A música sempre vai imperar enquanto atividade artística social, principalmente porque está amparada pelas rédeas da mídia que não deixará espaço, ou melhor, silêncio para as falas humanas. Que se calem todos e vamos ouvir o mais novo hit e lançamento da mídia. Será pelo rádio, televisão ou por fontes inúmeras nas ruas que as próprias pessoas contribuem para o aniquilamento do silêncio. Necessitaríamos de uma floresta para diminuir o estresse provocado pela música e mesmo assim os sons das cachoeiras borbulhariam em nossos ouvidos dizendo: Estou aqui cantando a música da natureza.

Não há como fugir, seja da mídia, seja da natureza. Fomos moldados pela sociedade consumista para estarmos sendo sempre bombardeados com sons, sejam eles musicais ou naturais. Necessitaríamos de pálpebras auriculares para a efetivação desse controle. Como ainda nossa evolução não alcançou esse estágio vamos nos poluindo com toda a sorte de barulhos, sinfonias, canções e que essas ou esses possam nos agradar.
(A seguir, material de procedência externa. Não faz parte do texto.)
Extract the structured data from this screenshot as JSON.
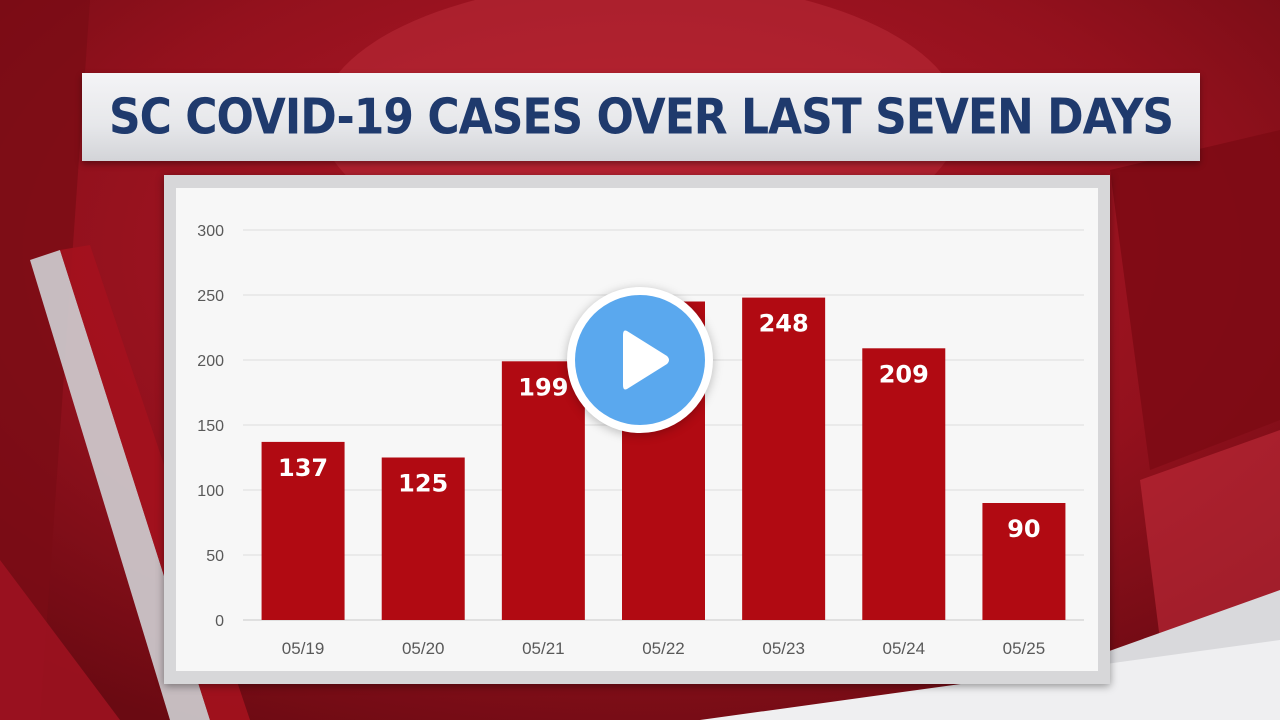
{
  "title": "SC COVID-19 CASES OVER LAST SEVEN DAYS",
  "colors": {
    "bar": "#b10a12",
    "title_text": "#1f3a6d",
    "background_red": "#8e0d18",
    "play_blue": "#5aa8ee"
  },
  "play_button": {
    "icon": "play-icon"
  },
  "chart_data": {
    "type": "bar",
    "title": "",
    "xlabel": "",
    "ylabel": "",
    "categories": [
      "05/19",
      "05/20",
      "05/21",
      "05/22",
      "05/23",
      "05/24",
      "05/25"
    ],
    "values": [
      137,
      125,
      199,
      245,
      248,
      209,
      90
    ],
    "data_labels": [
      "137",
      "125",
      "199",
      "",
      "248",
      "209",
      "90"
    ],
    "ylim": [
      0,
      300
    ],
    "yticks": [
      0,
      50,
      100,
      150,
      200,
      250,
      300
    ],
    "grid": true,
    "legend": "none"
  }
}
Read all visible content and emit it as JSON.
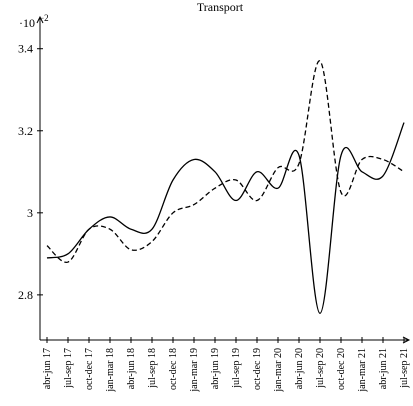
{
  "chart_data": {
    "type": "line",
    "title": "Transport",
    "y_scale_base": "·10",
    "y_scale_exp": "−2",
    "categories": [
      "abr-jun 17",
      "jul-sep 17",
      "oct-dec 17",
      "jan-mar 18",
      "abr-jun 18",
      "jul-sep 18",
      "oct-dec 18",
      "jan-mar 19",
      "abr-jun 19",
      "jul-sep 19",
      "oct-dec 19",
      "jan-mar 20",
      "abr-jun 20",
      "jul-sep 20",
      "oct-dec 20",
      "jan-mar 21",
      "abr-jun 21",
      "jul-sep 21"
    ],
    "series": [
      {
        "color": "#000000",
        "dash": "solid",
        "values": [
          2.89,
          2.9,
          2.96,
          2.99,
          2.96,
          2.96,
          3.08,
          3.13,
          3.1,
          3.03,
          3.1,
          3.06,
          3.14,
          2.755,
          3.14,
          3.1,
          3.09,
          3.22
        ]
      },
      {
        "color": "#000000",
        "dash": "dashed",
        "values": [
          2.92,
          2.88,
          2.96,
          2.96,
          2.91,
          2.93,
          3.0,
          3.02,
          3.06,
          3.08,
          3.03,
          3.11,
          3.12,
          3.37,
          3.05,
          3.13,
          3.13,
          3.1
        ]
      }
    ],
    "ylim": [
      2.69,
      3.47
    ],
    "yticks": [
      {
        "value": 2.8,
        "label": "2.8"
      },
      3,
      {
        "value": 3.2,
        "label": "3.2"
      },
      {
        "value": 3.4,
        "label": "3.4"
      }
    ]
  }
}
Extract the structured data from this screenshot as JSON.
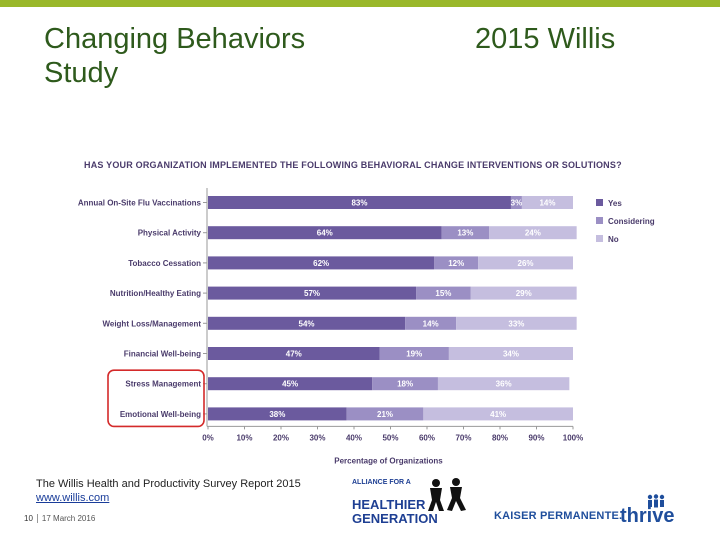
{
  "slide": {
    "title": "Changing Behaviors\nStudy",
    "right_title": "2015 Willis",
    "source_text": "The Willis Health and Productivity Survey Report 2015",
    "source_link": "www.willis.com",
    "page_number": "10",
    "date": "17 March 2016",
    "accent_color": "#9ab82a",
    "title_color": "#2e5a1c",
    "highlight_color": "#d42a2a"
  },
  "logos": {
    "ahg_small": "ALLIANCE FOR A",
    "ahg_line1": "HEALTHIER",
    "ahg_line2": "GENERATION",
    "kaiser": "KAISER PERMANENTE.",
    "thrive": "thrive"
  },
  "chart_data": {
    "type": "bar",
    "orientation": "horizontal",
    "stacked": true,
    "title": "HAS YOUR ORGANIZATION IMPLEMENTED THE FOLLOWING BEHAVIORAL CHANGE INTERVENTIONS OR SOLUTIONS?",
    "xlabel": "Percentage of Organizations",
    "ylabel": "",
    "xlim": [
      0,
      100
    ],
    "ticks": [
      "0%",
      "10%",
      "20%",
      "30%",
      "40%",
      "50%",
      "60%",
      "70%",
      "80%",
      "90%",
      "100%"
    ],
    "categories": [
      "Annual On-Site Flu Vaccinations",
      "Physical Activity",
      "Tobacco Cessation",
      "Nutrition/Healthy Eating",
      "Weight Loss/Management",
      "Financial Well-being",
      "Stress Management",
      "Emotional Well-being"
    ],
    "series": [
      {
        "name": "Yes",
        "color": "#6b5a9e",
        "values": [
          83,
          64,
          62,
          57,
          54,
          47,
          45,
          38
        ]
      },
      {
        "name": "Considering",
        "color": "#9b8fc4",
        "values": [
          3,
          13,
          12,
          15,
          14,
          19,
          18,
          21
        ]
      },
      {
        "name": "No",
        "color": "#c5bedf",
        "values": [
          14,
          24,
          26,
          29,
          33,
          34,
          36,
          41
        ]
      }
    ],
    "labels": [
      [
        "83%",
        "3%",
        "14%"
      ],
      [
        "64%",
        "13%",
        "24%"
      ],
      [
        "62%",
        "12%",
        "26%"
      ],
      [
        "57%",
        "15%",
        "29%"
      ],
      [
        "54%",
        "14%",
        "33%"
      ],
      [
        "47%",
        "19%",
        "34%"
      ],
      [
        "45%",
        "18%",
        "36%"
      ],
      [
        "38%",
        "21%",
        "41%"
      ]
    ],
    "grid": false,
    "legend_position": "right",
    "highlighted_categories": [
      "Stress Management",
      "Emotional Well-being"
    ]
  }
}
Que as marteladas no apartamento do vizinho de cima se tornem sinfonias, que o choro e a birra de uma criança seja para nós um grito de clemência e necessidade para que a socorramos com amor. Que fogos de artifício sejam sentidos como estampidos de felicidade, mesmo que sejam a comemoração do gol de uma equipe esportiva que não seja de nossa preferência.

O que falta a nós não é a moderação do excesso de som, todavia, a compreensão e aceitação resignada desse bombardeamento sonoro que nunca terá fim porque nossos ouvidos deverão estar sempre abertos para prevenir uma calamidade. Contudo, sofreremos desse mal da overdose, refletida pela falta de pálpebras auriculares. Os sons que nos faziam ajudar a nos alimentar na era primitiva, como o barulho de uma presa que estávamos procurando, é a mesma vibração sonora que uma obra da construção civil produz quando está sendo construída e nos amola nos dias de hoje. Nossos ouvidos não são seletivos. Toda informação sonora deverá ser decodificada no nosso cérebro e posteriormente tomadas as decisões de ação. Nossa vida hoje não é mais a selvagem da pré-história. Os perigos são diferentes, como por exemplo, a buzina de um carro que nos previne de uma colisão ou atropelamento. Por isso, nossos ouvidos não devem estar tapados. Consequentemente, uma torrente de barulhos que não nos pertencem invade nossos ouvidos ofendendo nossos cérebros, ocupando nossa atenção com o que não é da nossa conta, nos tirando quase sempre a atenção para assuntos sonoros que não nos interessam. Todavia, é o preço que pagamos pela nossa vida que é vigiada pelos nossos ouvidos que não foram feitos para apreciar música, mormente, para nos livrar de situações de Perigo, principalmente.

A Boa Música só pegou carona nesse Instinto para que fosse glorificada como forma elitista, social. Agora separamos que o que não é música não presta, desligando-a do instinto, achincalhando-a como se este fosse um ato primitivo. Por isso, muitas pessoas equipadas com seus fones de ouvidos são atropeladas nas ruas porque trocaram a proteção do instinto pela catarse musical. Deveríamos privilegiar o instinto acima de tudo porque esse nos preserva a vida, a música estará num segundo nível, apesar de sua beleza incomensurável, e que nos torna homens de razão e de filosofar estético.